CBRE is projecting a decline this year of about 10per cent in the prices of good-class bungalows (GCBs) - the most prestigious bungalow type here - and 10 to 15per cent price falls for luxury apartments.
Last year, 49 GCBs worth about $785million were sold, down from 87 GCBs worth $1.15billion in 2007 and 119 GCBs worth $1.23billion in 2006.
Average prices of GCBs hit $822 per sqft (psf) last year, up from $681 psf in 2007 and $501 psf in 2006.
The top-priced GCB deal last year was a 52,528 sqft Leedon Park property sold for $43.2million in May. On a psf basis, the most expensive deal was at $1,303 psf for a Leedon Road property, also in May.

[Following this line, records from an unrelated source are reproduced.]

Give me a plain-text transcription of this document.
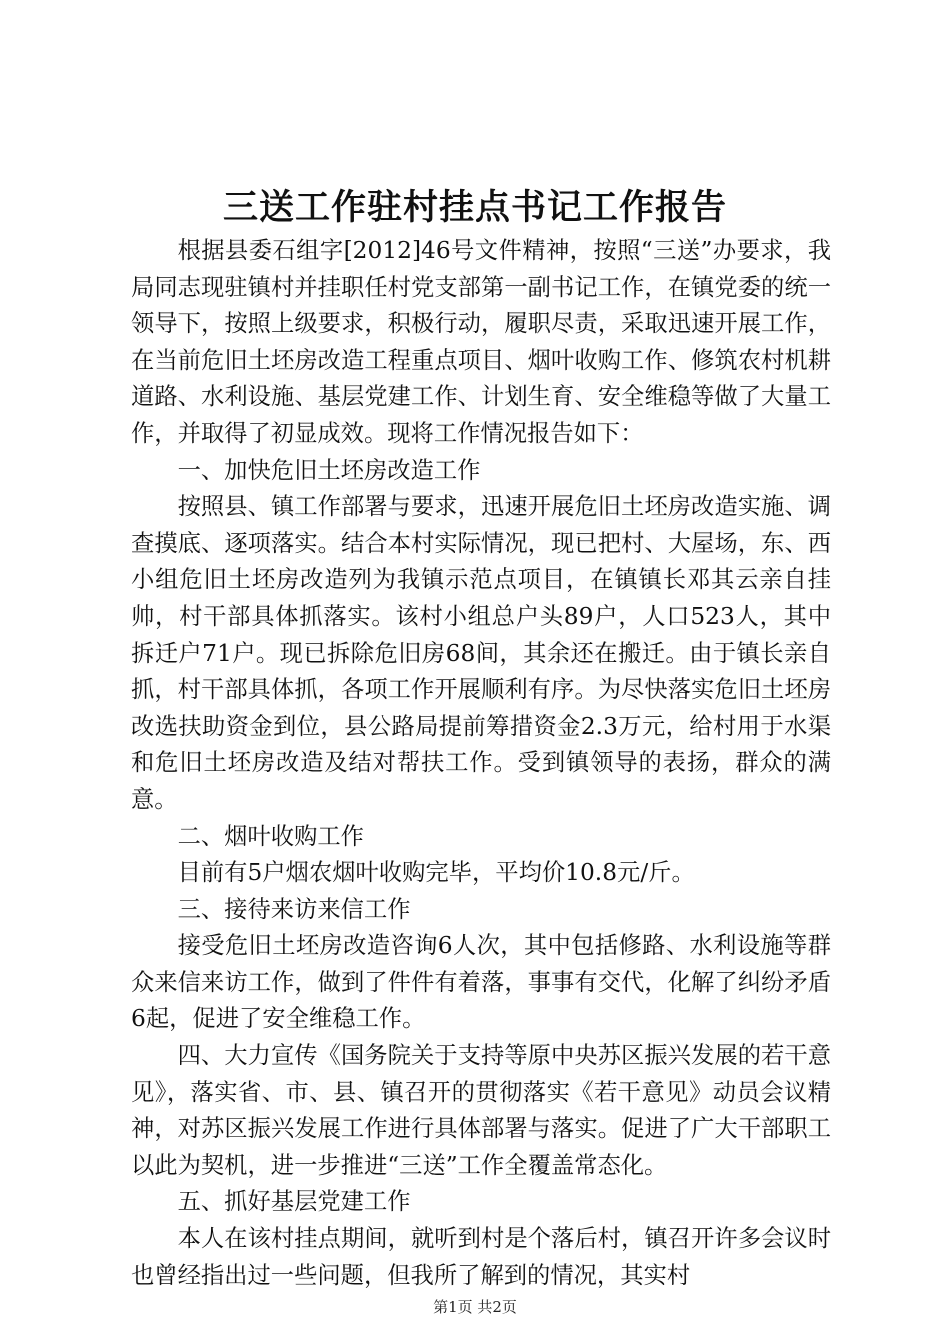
三送工作驻村挂点书记工作报告

根据县委石组字[2012]46号文件精神，按照“三送”办要求，我局同志现驻镇村并挂职任村党支部第一副书记工作，在镇党委的统一领导下，按照上级要求，积极行动，履职尽责，采取迅速开展工作，在当前危旧土坯房改造工程重点项目、烟叶收购工作、修筑农村机耕道路、水利设施、基层党建工作、计划生育、安全维稳等做了大量工作，并取得了初显成效。现将工作情况报告如下：

一、加快危旧土坯房改造工作

按照县、镇工作部署与要求，迅速开展危旧土坯房改造实施、调查摸底、逐项落实。结合本村实际情况，现已把村、大屋场，东、西小组危旧土坯房改造列为我镇示范点项目，在镇镇长邓其云亲自挂帅，村干部具体抓落实。该村小组总户头89户，人口523人，其中拆迁户71户。现已拆除危旧房68间，其余还在搬迁。由于镇长亲自抓，村干部具体抓，各项工作开展顺利有序。为尽快落实危旧土坯房改选扶助资金到位，县公路局提前筹措资金2.3万元，给村用于水渠和危旧土坯房改造及结对帮扶工作。受到镇领导的表扬，群众的满意。

二、烟叶收购工作

目前有5户烟农烟叶收购完毕，平均价10.8元/斤。

三、接待来访来信工作

接受危旧土坯房改造咨询6人次，其中包括修路、水利设施等群众来信来访工作，做到了件件有着落，事事有交代，化解了纠纷矛盾6起，促进了安全维稳工作。

四、大力宣传《国务院关于支持等原中央苏区振兴发展的若干意见》，落实省、市、县、镇召开的贯彻落实《若干意见》动员会议精神，对苏区振兴发展工作进行具体部署与落实。促进了广大干部职工以此为契机，进一步推进“三送”工作全覆盖常态化。

五、抓好基层党建工作

本人在该村挂点期间，就听到村是个落后村，镇召开许多会议时也曾经指出过一些问题，但我所了解到的情况，其实村

第1页 共2页
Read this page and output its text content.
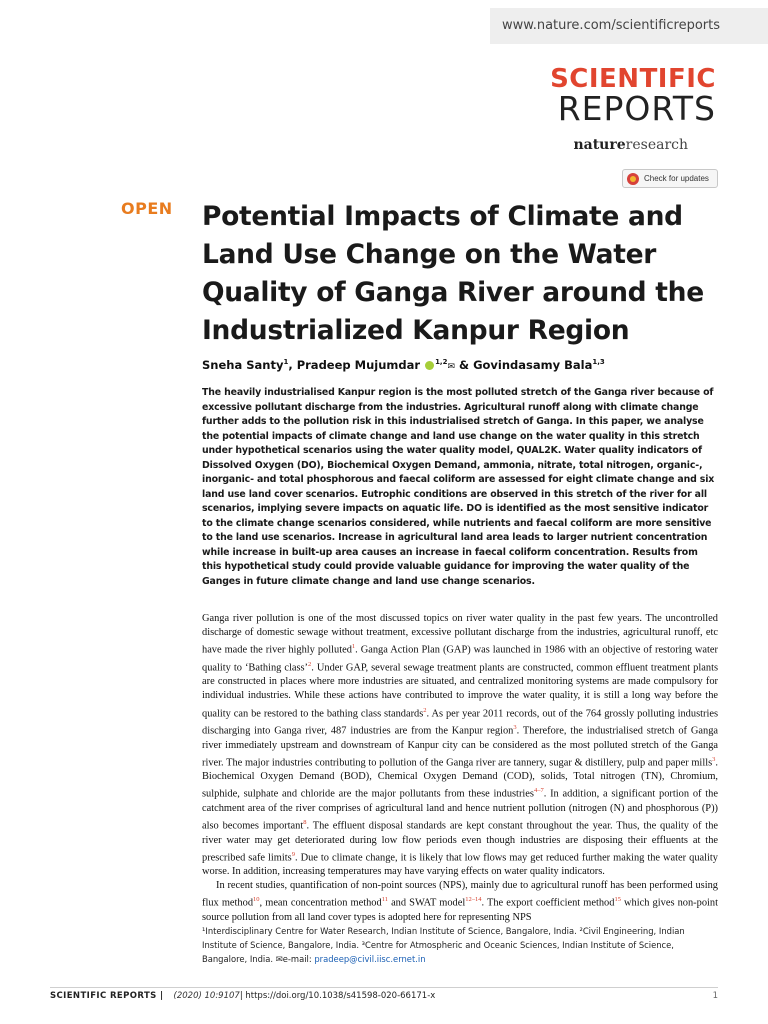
www.nature.com/scientificreports
SCIENTIFIC
REPORTS
natureresearch
Check for updates
OPEN Potential Impacts of Climate and Land Use Change on the Water Quality of Ganga River around the Industrialized Kanpur Region
Sneha Santy$^1$, Pradeep Mujumdar $^{1,2}$✉ & Govindasamy Bala$^{1,3}$

The heavily industrialised Kanpur region is the most polluted stretch of the Ganga river because of excessive pollutant discharge from the industries. Agricultural runoff along with climate change further adds to the pollution risk in this industrialised stretch of Ganga. In this paper, we analyse the potential impacts of climate change and land use change on the water quality in this stretch under hypothetical scenarios using the water quality model, QUAL2K. Water quality indicators of Dissolved Oxygen (DO), Biochemical Oxygen Demand, ammonia, nitrate, total nitrogen, organic-, inorganic- and total phosphorous and faecal coliform are assessed for eight climate change and six land use land cover scenarios. Eutrophic conditions are observed in this stretch of the river for all scenarios, implying severe impacts on aquatic life. DO is identified as the most sensitive indicator to the climate change scenarios considered, while nutrients and faecal coliform are more sensitive to the land use scenarios. Increase in agricultural land area leads to larger nutrient concentration while increase in built-up area causes an increase in faecal coliform concentration. Results from this hypothetical study could provide valuable guidance for improving the water quality of the Ganges in future climate change and land use change scenarios.

Ganga river pollution is one of the most discussed topics on river water quality in the past few years. The uncontrolled discharge of domestic sewage without treatment, excessive pollutant discharge from the industries, agricultural runoff, etc have made the river highly polluted$^1$. Ganga Action Plan (GAP) was launched in 1986 with an objective of restoring water quality to ‘Bathing class’$^2$. Under GAP, several sewage treatment plants are constructed, common effluent treatment plants are constructed in places where more industries are situated, and centralized monitoring systems are made compulsory for individual industries. While these actions have contributed to improve the water quality, it is still a long way before the quality can be restored to the bathing class standards$^2$. As per year 2011 records, out of the 764 grossly polluting industries discharging into Ganga river, 487 industries are from the Kanpur region$^3$. Therefore, the industrialised stretch of Ganga river immediately upstream and downstream of Kanpur city can be considered as the most polluted stretch of the Ganga river. The major industries contributing to pollution of the Ganga river are tannery, sugar & distillery, pulp and paper mills$^3$. Biochemical Oxygen Demand (BOD), Chemical Oxygen Demand (COD), solids, Total nitrogen (TN), Chromium, sulphide, sulphate and chloride are the major pollutants from these industries$^{4-7}$. In addition, a significant portion of the catchment area of the river comprises of agricultural land and hence nutrient pollution (nitrogen (N) and phosphorous (P)) also becomes important$^8$. The effluent disposal standards are kept constant throughout the year. Thus, the quality of the river water may get deteriorated during low flow periods even though industries are disposing their effluents at the prescribed safe limits$^9$. Due to climate change, it is likely that low flows may get reduced further making the water quality worse. In addition, increasing temperatures may have varying effects on water quality indicators.

In recent studies, quantification of non-point sources (NPS), mainly due to agricultural runoff has been performed using flux method$^{10}$, mean concentration method$^{11}$ and SWAT model$^{12-14}$. The export coefficient method$^{15}$ which gives non-point source pollution from all land cover types is adopted here for representing NPS

¹Interdisciplinary Centre for Water Research, Indian Institute of Science, Bangalore, India. ²Civil Engineering, Indian Institute of Science, Bangalore, India. ³Centre for Atmospheric and Oceanic Sciences, Indian Institute of Science, Bangalore, India. ✉e-mail: pradeep@civil.iisc.ernet.in
SCIENTIFIC REPORTS | (2020) 10:9107 | https://doi.org/10.1038/s41598-020-66171-x	1
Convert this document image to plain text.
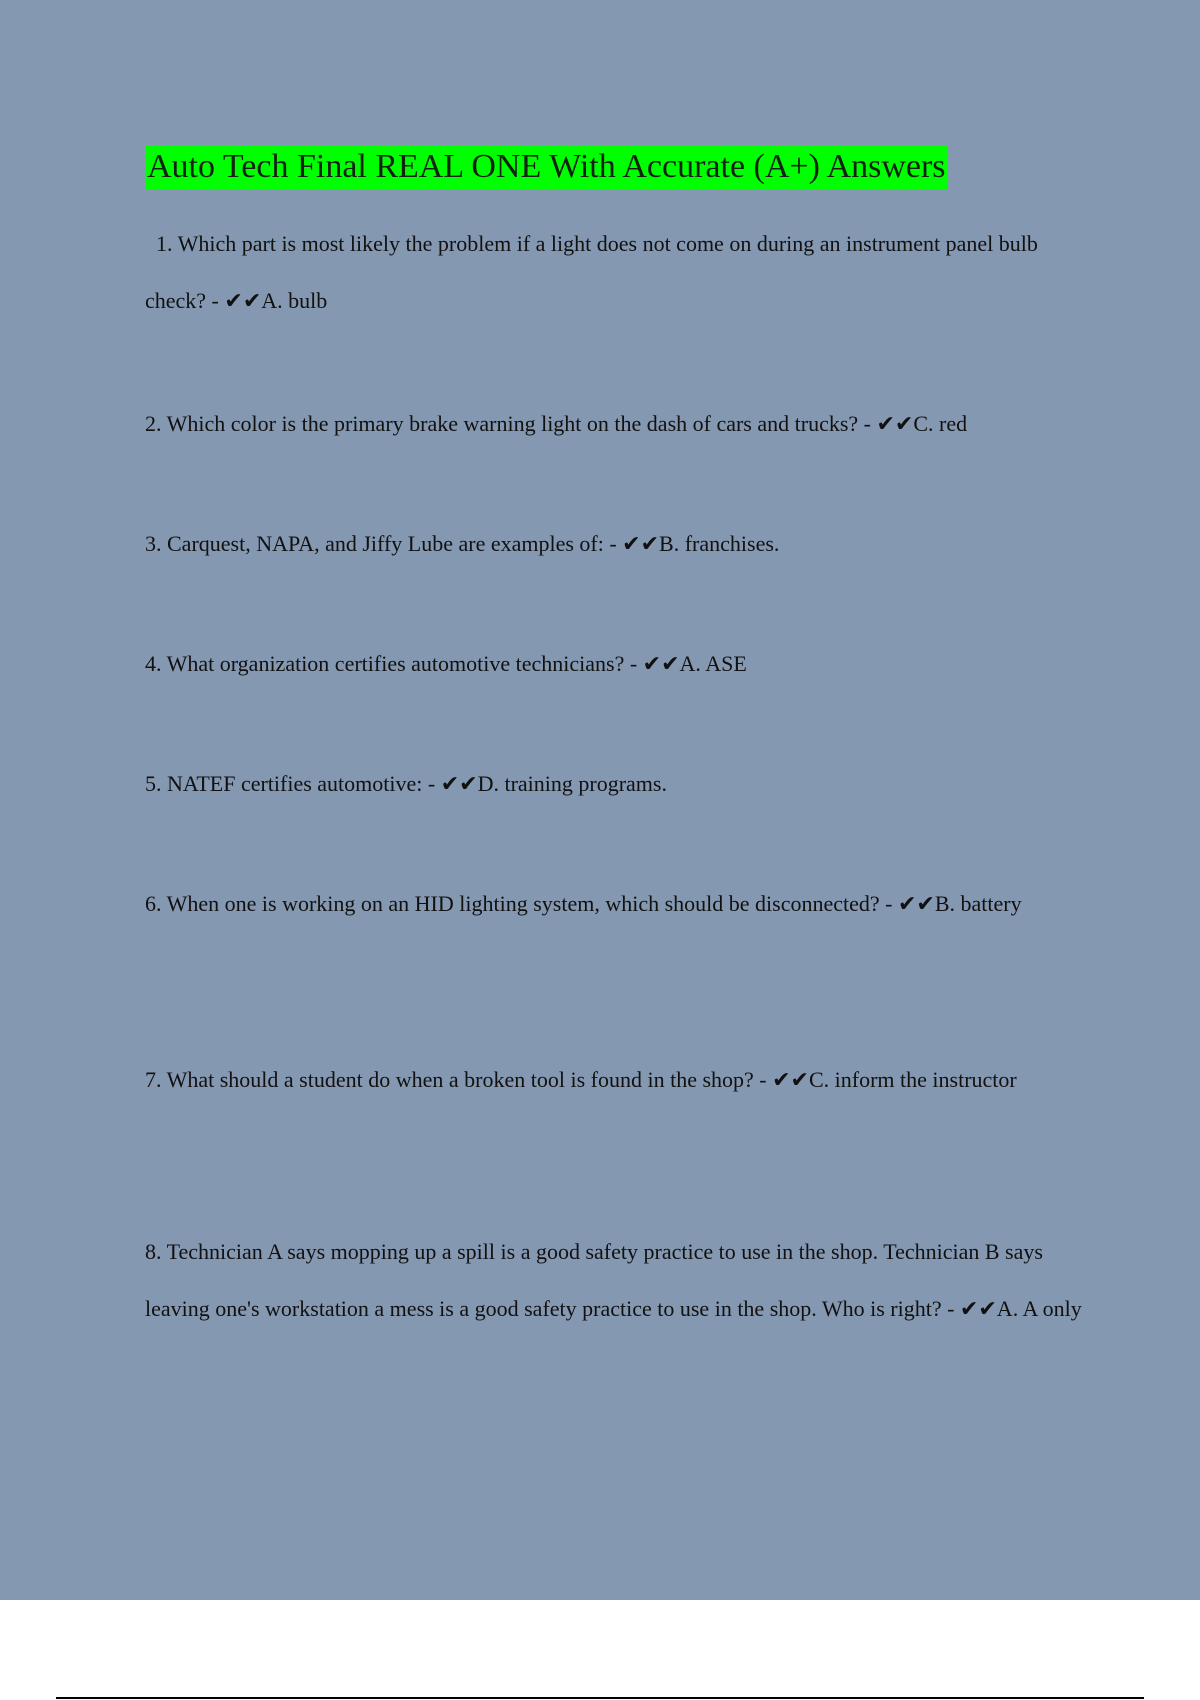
Auto Tech Final REAL ONE With Accurate (A+) Answers

1. Which part is most likely the problem if a light does not come on during an instrument panel bulb check? - ✔✔A. bulb

2. Which color is the primary brake warning light on the dash of cars and trucks? - ✔✔C. red

3. Carquest, NAPA, and Jiffy Lube are examples of: - ✔✔B. franchises.

4. What organization certifies automotive technicians? - ✔✔A. ASE

5. NATEF certifies automotive: - ✔✔D. training programs.

6. When one is working on an HID lighting system, which should be disconnected? - ✔✔B. battery

7. What should a student do when a broken tool is found in the shop? - ✔✔C. inform the instructor

8. Technician A says mopping up a spill is a good safety practice to use in the shop. Technician B says leaving one's workstation a mess is a good safety practice to use in the shop. Who is right? - ✔✔A. A only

CBRE said GCB prices hinge on the location and land characteristics.
Given the current downturn, buyers will be looking to pay competitive prices for GCBs, but fire sales will be hard to come by as most GCB owners have the capacity to hold, said director of luxury homes Douglas Wong.
The luxury apartment market also saw a drastic fall in sales last year, with just 1,096 caveats lodged. Government data showed this worked out to just 19per cent and 32per cent of sales in 2007 and 2006 respectively, said CBRE.
Caveats lodged for high-end apartments worth $1million to $3million stood at 777, which is about 22per cent of the 3,566 caveats lodged in 2007 and 29per cent of caveats lodged in 2006.
But a considerable number of more expensive homes were sold last year, with 82 caveats lodged for apartments worth $10million and above, though 63 were units in Nassim Park Residences. This compares with 143 in 2007, 22 in 2006 and none in 2004-2005.
Price-wise, new luxury projects saw average launch prices drop to $2,000 psf to $2,600 psf by the end of last year, from $2,000 psf to $4,000 psf in 2007.
Prices of existing luxury developments, such as Ardmore Park and Grange Residences, hit $2,000 psf to $2,400 psf, from $2,000 psf to $3,300 psf in 2007 and $1,600 psf to $2,000 psf in 2006.
Most of the luxury projects launched in early 2007 have been fully sold. But several projects remain on the market, especially those launched in the second half of last year when the sub-prime crisis hit.
As of last November, only 41per cent of units offered at these launches had been sold.
This year, luxury sales activity is expected to be lukewarm, similar to the second half of last year, said CBRE.